WRF4CIR: Weight-Regularized Fine-Tuning Network for Composed Image Retrieval
This addresses overfitting in composed image retrieval for vision-language models, which is an incremental improvement for handling limited data scenarios.
The paper tackled overfitting in composed image retrieval (CIR) with limited triplet data by introducing WRF4CIR, a weight-regularized fine-tuning network that applies adversarial perturbations to model weights, resulting in significant narrowing of the generalization gap and substantial improvements over existing methods on benchmark datasets.
Composed Image Retrieval (CIR) task aims to retrieve target images based on reference images and modification texts. Current CIR methods primarily rely on fine-tuning vision-language pre-trained models. However, we find that these approaches commonly suffer from severe overfitting, posing challenges for CIR with limited triplet data. To better understand this issue, we present a systematic study of overfitting in VLP-based CIR, revealing a significant and previously overlooked generalization gap across different models and datasets.
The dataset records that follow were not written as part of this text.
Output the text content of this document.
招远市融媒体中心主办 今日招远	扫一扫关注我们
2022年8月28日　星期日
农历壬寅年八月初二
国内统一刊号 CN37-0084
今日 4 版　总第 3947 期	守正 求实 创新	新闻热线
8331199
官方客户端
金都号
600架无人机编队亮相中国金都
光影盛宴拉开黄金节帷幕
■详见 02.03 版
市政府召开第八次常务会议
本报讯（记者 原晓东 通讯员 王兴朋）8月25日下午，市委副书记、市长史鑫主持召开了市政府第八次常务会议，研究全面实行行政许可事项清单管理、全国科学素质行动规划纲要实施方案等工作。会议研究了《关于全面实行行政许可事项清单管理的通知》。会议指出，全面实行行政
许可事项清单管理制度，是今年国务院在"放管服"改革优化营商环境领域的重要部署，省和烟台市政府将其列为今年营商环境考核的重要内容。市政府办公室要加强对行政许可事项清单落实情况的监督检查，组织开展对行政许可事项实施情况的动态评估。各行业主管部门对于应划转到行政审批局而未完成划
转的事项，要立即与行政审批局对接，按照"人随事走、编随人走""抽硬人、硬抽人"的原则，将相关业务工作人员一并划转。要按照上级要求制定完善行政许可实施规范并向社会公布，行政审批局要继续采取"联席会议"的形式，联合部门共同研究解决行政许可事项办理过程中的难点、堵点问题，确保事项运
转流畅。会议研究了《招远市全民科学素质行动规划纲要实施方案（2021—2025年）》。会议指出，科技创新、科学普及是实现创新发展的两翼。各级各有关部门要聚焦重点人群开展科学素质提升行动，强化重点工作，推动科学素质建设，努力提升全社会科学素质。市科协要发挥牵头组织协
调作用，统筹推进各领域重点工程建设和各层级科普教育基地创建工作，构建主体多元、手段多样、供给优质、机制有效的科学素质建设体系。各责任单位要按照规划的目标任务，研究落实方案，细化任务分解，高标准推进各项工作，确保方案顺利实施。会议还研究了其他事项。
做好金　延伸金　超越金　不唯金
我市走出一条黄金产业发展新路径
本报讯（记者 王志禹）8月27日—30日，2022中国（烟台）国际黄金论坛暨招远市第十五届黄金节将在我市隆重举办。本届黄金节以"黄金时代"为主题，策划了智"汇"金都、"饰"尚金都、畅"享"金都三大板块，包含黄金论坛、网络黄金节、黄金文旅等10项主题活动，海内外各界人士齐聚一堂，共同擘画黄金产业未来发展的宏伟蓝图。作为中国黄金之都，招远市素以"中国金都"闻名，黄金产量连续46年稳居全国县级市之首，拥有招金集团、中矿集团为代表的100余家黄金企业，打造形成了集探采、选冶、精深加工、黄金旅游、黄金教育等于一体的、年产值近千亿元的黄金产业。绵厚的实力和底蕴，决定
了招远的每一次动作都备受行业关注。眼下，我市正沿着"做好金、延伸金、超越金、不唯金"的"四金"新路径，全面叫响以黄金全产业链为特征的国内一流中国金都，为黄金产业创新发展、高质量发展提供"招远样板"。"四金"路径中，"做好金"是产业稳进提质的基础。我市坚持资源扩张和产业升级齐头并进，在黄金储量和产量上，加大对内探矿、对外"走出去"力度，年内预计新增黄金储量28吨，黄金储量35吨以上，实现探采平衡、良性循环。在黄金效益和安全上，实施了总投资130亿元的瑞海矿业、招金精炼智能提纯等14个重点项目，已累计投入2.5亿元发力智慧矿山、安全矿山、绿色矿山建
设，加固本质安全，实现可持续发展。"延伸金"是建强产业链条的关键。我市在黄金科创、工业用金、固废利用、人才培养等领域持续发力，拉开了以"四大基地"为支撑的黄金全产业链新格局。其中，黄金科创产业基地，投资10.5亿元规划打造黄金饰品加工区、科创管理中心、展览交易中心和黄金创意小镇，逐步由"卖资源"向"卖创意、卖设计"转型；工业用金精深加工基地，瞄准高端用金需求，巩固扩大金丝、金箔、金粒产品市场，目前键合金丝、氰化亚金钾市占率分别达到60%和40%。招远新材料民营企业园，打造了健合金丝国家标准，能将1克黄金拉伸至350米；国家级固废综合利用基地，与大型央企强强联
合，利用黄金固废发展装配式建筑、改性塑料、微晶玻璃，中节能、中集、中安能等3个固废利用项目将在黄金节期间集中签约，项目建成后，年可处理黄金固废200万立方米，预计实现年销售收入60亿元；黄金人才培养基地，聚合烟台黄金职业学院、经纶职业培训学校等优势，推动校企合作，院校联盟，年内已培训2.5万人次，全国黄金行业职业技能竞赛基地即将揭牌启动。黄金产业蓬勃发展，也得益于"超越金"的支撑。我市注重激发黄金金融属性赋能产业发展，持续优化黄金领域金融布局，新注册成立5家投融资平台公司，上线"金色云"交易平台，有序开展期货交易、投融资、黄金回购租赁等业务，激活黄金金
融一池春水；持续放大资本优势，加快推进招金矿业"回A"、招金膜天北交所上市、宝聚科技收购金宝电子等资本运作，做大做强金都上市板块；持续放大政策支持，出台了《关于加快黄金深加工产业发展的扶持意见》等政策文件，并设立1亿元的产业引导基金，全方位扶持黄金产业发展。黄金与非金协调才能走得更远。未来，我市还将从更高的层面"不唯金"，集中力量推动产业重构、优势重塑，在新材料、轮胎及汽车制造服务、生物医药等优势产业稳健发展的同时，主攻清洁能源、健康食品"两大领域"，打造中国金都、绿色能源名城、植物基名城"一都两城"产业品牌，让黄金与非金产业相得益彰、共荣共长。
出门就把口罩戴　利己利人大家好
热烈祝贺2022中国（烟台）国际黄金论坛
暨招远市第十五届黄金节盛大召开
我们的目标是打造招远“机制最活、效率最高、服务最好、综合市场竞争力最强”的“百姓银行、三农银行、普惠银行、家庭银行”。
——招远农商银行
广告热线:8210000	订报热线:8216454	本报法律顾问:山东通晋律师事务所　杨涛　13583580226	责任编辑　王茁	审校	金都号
Motivated by these findings, we introduce WRF4CIR, a Weight-Regularized Fine-tuning network for CIR. Specifically, during the fine-tuning process, we apply adversarial perturbations to the model weights for regularization, where these perturbations are generated in the opposite direction of gradient descent. Intuitively, WRF4CIR increases the difficulty of fitting the training data, which helps mitigate overfitting in CIR under limited triplet supervision. Extensive experiments on benchmark datasets demonstrate that WRF4CIR significantly narrows the generalization gap and achieves substantial improvements over existing methods.